The city of Charlotte enacted a city ordinance that allowed individuals to use whatever bathroom they desired regardless of the gender. To many, including myself, this was a moral outrage.

During the past decade the majority of the citizens in the United States have seen their morals trampled on by a few who have made personal decisions to live a different lifestyle. That few, less than 3 percent of the population, have taken away the moral values that the majority of our society lives by.

I thank goodness for the North Carolina General Assembly which intervened with a statute that required individuals to use the bathroom of the gender stated on their birth certificate unless it is a gender neutral bathroom. This intervention is a preservation of a moral value which is sacred to most of the population in the United States.

Because someone has made the personal decision to dress or act like they are a different gender than that listed on their birth certificate does not give them the right to force their personal decision on the public. The public bathroom is what I consider one of few places left outside our private home that privacy really matters.

I have no problem with the use of gender neutral bathrooms as long as they have been clearly marked as such. With a gender neutral bathroom you know what you are getting into before you enter the bathroom. When a bathroom is clearly identified for a specific gender then only that gender should be using that bathroom. For those few of use remaining that have moral scruples we should not be placed in situations that ignores our moral preferences.

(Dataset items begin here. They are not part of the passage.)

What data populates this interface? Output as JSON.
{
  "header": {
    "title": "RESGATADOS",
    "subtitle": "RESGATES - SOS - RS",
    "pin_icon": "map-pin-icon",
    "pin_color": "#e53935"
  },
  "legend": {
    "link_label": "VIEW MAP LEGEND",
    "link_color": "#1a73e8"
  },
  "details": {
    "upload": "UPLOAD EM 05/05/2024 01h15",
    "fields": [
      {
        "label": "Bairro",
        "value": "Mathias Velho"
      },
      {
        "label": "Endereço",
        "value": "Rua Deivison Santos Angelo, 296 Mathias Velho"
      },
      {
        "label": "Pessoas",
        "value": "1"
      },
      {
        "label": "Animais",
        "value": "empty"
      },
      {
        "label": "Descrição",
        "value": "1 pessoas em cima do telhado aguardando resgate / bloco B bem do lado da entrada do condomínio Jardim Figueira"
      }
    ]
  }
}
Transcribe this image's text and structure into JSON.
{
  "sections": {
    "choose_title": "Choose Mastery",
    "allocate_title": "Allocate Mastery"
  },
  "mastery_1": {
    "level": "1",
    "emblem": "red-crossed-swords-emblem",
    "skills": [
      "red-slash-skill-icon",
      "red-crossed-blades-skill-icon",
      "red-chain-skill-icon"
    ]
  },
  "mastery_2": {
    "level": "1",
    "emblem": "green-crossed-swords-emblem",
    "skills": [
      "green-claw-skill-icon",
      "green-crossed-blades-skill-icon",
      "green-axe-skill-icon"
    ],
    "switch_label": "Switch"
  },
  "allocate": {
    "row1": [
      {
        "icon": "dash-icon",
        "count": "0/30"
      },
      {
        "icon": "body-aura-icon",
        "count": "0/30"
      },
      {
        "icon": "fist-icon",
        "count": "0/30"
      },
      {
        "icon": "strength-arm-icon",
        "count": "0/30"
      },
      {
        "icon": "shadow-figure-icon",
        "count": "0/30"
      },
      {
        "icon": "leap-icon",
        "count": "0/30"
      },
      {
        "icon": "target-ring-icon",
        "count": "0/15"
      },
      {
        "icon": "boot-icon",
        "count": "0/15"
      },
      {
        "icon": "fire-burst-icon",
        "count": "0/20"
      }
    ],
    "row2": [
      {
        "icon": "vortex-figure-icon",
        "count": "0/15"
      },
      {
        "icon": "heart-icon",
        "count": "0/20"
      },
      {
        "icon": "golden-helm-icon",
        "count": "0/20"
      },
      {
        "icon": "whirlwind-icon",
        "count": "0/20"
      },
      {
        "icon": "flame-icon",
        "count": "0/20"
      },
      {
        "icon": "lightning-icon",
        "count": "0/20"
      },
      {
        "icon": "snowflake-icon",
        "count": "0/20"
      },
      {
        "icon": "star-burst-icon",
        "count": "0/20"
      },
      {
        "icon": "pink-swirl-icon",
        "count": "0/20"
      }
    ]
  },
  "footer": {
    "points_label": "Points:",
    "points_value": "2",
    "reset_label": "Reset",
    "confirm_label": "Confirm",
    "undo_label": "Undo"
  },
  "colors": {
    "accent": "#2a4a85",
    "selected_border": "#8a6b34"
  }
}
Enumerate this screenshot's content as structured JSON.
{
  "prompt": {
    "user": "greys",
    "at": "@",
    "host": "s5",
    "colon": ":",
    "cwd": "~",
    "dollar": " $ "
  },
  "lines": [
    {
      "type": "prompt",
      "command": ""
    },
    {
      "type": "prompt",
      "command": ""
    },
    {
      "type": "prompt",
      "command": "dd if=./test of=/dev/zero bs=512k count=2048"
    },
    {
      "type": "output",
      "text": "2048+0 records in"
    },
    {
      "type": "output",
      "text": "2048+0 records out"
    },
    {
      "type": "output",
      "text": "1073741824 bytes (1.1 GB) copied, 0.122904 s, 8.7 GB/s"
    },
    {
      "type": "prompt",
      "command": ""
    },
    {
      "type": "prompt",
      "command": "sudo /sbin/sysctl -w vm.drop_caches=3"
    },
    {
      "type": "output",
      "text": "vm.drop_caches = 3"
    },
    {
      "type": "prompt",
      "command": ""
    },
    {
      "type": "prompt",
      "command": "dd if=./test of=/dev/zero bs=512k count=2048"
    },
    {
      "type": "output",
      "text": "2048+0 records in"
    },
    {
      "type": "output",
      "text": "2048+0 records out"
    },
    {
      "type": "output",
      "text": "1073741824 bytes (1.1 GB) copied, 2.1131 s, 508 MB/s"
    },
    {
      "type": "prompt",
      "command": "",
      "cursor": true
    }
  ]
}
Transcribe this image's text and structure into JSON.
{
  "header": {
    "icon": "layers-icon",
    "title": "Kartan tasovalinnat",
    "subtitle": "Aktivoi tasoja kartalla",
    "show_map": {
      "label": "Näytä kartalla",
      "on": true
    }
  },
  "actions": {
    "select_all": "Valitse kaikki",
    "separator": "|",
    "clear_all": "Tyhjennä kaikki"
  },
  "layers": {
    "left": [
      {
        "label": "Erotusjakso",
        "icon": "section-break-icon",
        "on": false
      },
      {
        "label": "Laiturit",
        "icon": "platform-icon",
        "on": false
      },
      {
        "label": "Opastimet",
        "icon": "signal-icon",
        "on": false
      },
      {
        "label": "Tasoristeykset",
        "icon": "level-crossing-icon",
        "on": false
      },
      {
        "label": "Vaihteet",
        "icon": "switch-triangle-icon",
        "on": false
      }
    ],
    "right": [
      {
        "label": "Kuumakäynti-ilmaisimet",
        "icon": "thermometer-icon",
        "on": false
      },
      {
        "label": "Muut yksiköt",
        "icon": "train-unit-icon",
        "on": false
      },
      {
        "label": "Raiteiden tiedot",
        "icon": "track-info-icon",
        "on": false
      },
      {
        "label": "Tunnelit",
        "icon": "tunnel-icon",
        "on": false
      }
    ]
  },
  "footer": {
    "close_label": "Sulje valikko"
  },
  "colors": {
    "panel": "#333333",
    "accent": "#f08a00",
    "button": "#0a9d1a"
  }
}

With all the hoopla going on about the new statute it appears that most liberal Democrats and many businesses put money before morals. Apparently 100 or more companies have requested that Gov. Pat McCrory take steps to repeal the new statutes. This is a further declaration that money and profits are more important than the moral values of North Carolina and the United States of America.

North Carolina’s attorney general has stated that he will not defend the new statute, putting his support of money over the morals in play. We need all our elected officials to be of virtuous moral statute rather than money hungry.